The whitepaper ‘Smart Carbon Emission Reduction, Inspire the Transformation to Green Energy’ from IDC and Baidu estimates that AI technology is set to contribute up to 70% of carbon emissions reductions by 2060. This is equivalent to reducing more than 35 billion tons of carbon emissions from now to 2060. 


According to the whitepaper, the path to realising carbon neutrality must be technology-intensive.  AI technology must be implemented in various industries through ICT infrastructure combined with carbon reduction technologies to create breakthroughs technologies and result.

Meanwhile BGC’s studies, Reduce Carbon and Costs with the Power of AI, implies the application of Artificial Intelligence (AI) can be a game changer because of its ability to deliver deep insights into the multiple aspects of the company’s carbon footprint. Large companies with huge data sets are in a good position to benefit on deploying AI.

The Promise of AI

Climate change and its effects threatens the world as we know today, and the time to address or minimize its impact is running out. Global GHG emissions currently total about 53 gigatons of carbon dioxide equivalent (CO2e), according to the Carbon Disclosure Project. If we are to meet the goal of limiting the increase in average global temperatures to 1.5°C, as specified in the 2016 Paris Agreement, we must reduce those emissions by 50% by the end of this decade, according to the Science-Based Targets Initiative. In our experience with clients, using AI can achieve 5% to 10% of that needed reduction—between 2.6 and 5.3 gigatons of CO2e.**

Net Zero Carbon

According to BCG research, the potential overall impact of integrating AI into corporate sustainability initiatives could result in a value ranging from $1.3 trillion to $2.6 trillion in additional revenues and cost savings by the year 2030. As part of its commitment to achieving Net Zero, BCG anticipates spending $80 per ton by 2030 on high-quality, permanent greenhouse gas (GHG) removal. At this elevated price point, harnessing AI for reducing GHG emissions could translate into an extra savings of $208 billion to $424 billion for companies worldwide.
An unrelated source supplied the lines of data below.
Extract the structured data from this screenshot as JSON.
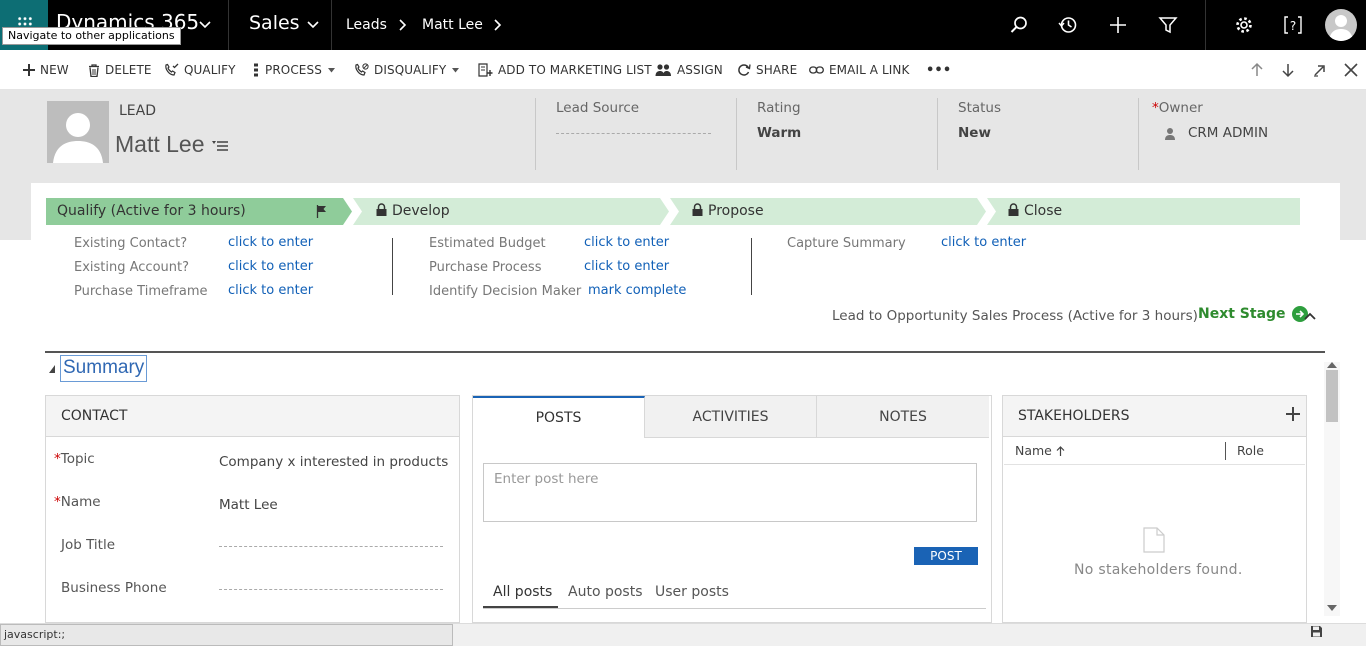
{
  "nav": {
    "brand": "Dynamics 365",
    "app": "Sales",
    "breadcrumb": [
      "Leads",
      "Matt Lee"
    ],
    "tooltip": "Navigate to other applications"
  },
  "commands": {
    "new": "NEW",
    "delete": "DELETE",
    "qualify": "QUALIFY",
    "process": "PROCESS",
    "disqualify": "DISQUALIFY",
    "add_to_marketing_list": "ADD TO MARKETING LIST",
    "assign": "ASSIGN",
    "share": "SHARE",
    "email_link": "EMAIL A LINK",
    "more": "•••"
  },
  "header": {
    "entity": "LEAD",
    "name": "Matt Lee",
    "fields": {
      "lead_source": {
        "label": "Lead Source",
        "value": ""
      },
      "rating": {
        "label": "Rating",
        "value": "Warm"
      },
      "status": {
        "label": "Status",
        "value": "New"
      },
      "owner": {
        "label": "Owner",
        "required": "*",
        "value": "CRM ADMIN"
      }
    }
  },
  "bpf": {
    "stages": [
      {
        "label": "Qualify (Active for 3 hours)",
        "active": true
      },
      {
        "label": "Develop",
        "locked": true
      },
      {
        "label": "Propose",
        "locked": true
      },
      {
        "label": "Close",
        "locked": true
      }
    ],
    "col1": [
      {
        "label": "Existing Contact?",
        "value": "click to enter"
      },
      {
        "label": "Existing Account?",
        "value": "click to enter"
      },
      {
        "label": "Purchase Timeframe",
        "value": "click to enter"
      }
    ],
    "col2": [
      {
        "label": "Estimated Budget",
        "value": "click to enter"
      },
      {
        "label": "Purchase Process",
        "value": "click to enter"
      },
      {
        "label": "Identify Decision Maker",
        "value": "mark complete"
      }
    ],
    "col3": [
      {
        "label": "Capture Summary",
        "value": "click to enter"
      }
    ],
    "process_info": "Lead to Opportunity Sales Process (Active for 3 hours)",
    "next_stage": "Next Stage"
  },
  "summary": {
    "title": "Summary",
    "contact": {
      "heading": "CONTACT",
      "fields": [
        {
          "label": "Topic",
          "required": "*",
          "value": "Company x interested in products"
        },
        {
          "label": "Name",
          "required": "*",
          "value": "Matt Lee"
        },
        {
          "label": "Job Title",
          "value": ""
        },
        {
          "label": "Business Phone",
          "value": ""
        }
      ]
    },
    "social": {
      "tabs": [
        "POSTS",
        "ACTIVITIES",
        "NOTES"
      ],
      "post_placeholder": "Enter post here",
      "post_button": "POST",
      "filters": [
        "All posts",
        "Auto posts",
        "User posts"
      ]
    },
    "stakeholders": {
      "heading": "STAKEHOLDERS",
      "columns": [
        "Name",
        "Role"
      ],
      "empty": "No stakeholders found."
    }
  },
  "statusbar": {
    "url": "javascript:;"
  },
  "colors": {
    "accent": "#1160b7",
    "stage_active": "#8fcc9a",
    "stage_inactive": "#d3ecd7",
    "next_stage": "#2e8b2e"
  }
}
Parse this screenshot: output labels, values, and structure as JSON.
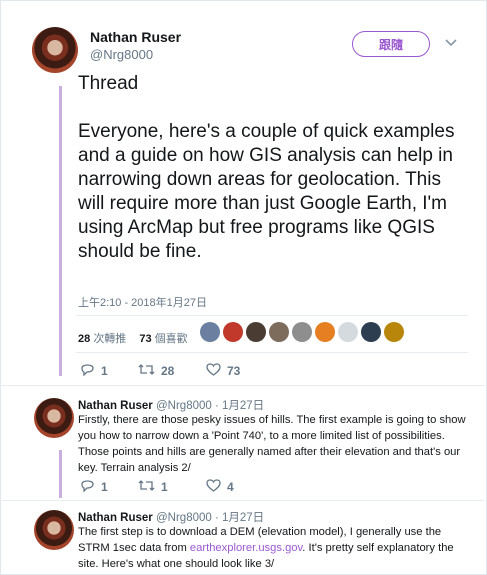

If carbon offset prices continue to rise in the years ahead, the opportunities presented by AI are likely to yield even more substantial savings.

How Reduce Carbon Emission with AI

Reduce Carbon Emission with AI

AI’s strength is in its ability to learn by experience, collecting massive amounts of data from its environment, intuiting connections that humans fail to notice, and recommending appropriate actions on the basis of its conclusions.


Companies looking into reduce carbon emission and footprint should utilize AI to:

Monitor Emissions

AI-powered data engineering to automatically track emissions throughout their carbon footprint. They can arrange to collect data from operations, from activities such as corporate travel and IT equipment, and from every part of the value chain, including materials and components suppliers, transporters, and even downstream users of their products.

Predict Emissions

Predictive AI can forecast future emissions across a company’s carbon footprint, in relation to current reduction efforts, new carbon reduction methodologies, and future demand. As a result, they can set, adjust, and achieve reduction targets more accurately.

Reducing Emissions

Through providing insights in every aspect of the value chain, prescriptive AI and optimisation can improve efficiency in production and transportation helping reduce carbon emissions.

Large companies from transportation, pharmaceutical, consumer packaged goods, energy and utilities can reduce their environmental impact while also alleviating the financial pressure. This can be done by choosing top priority target areas with high carbon emissions and significant costs – especially areas with potential payback period of less than 24 months.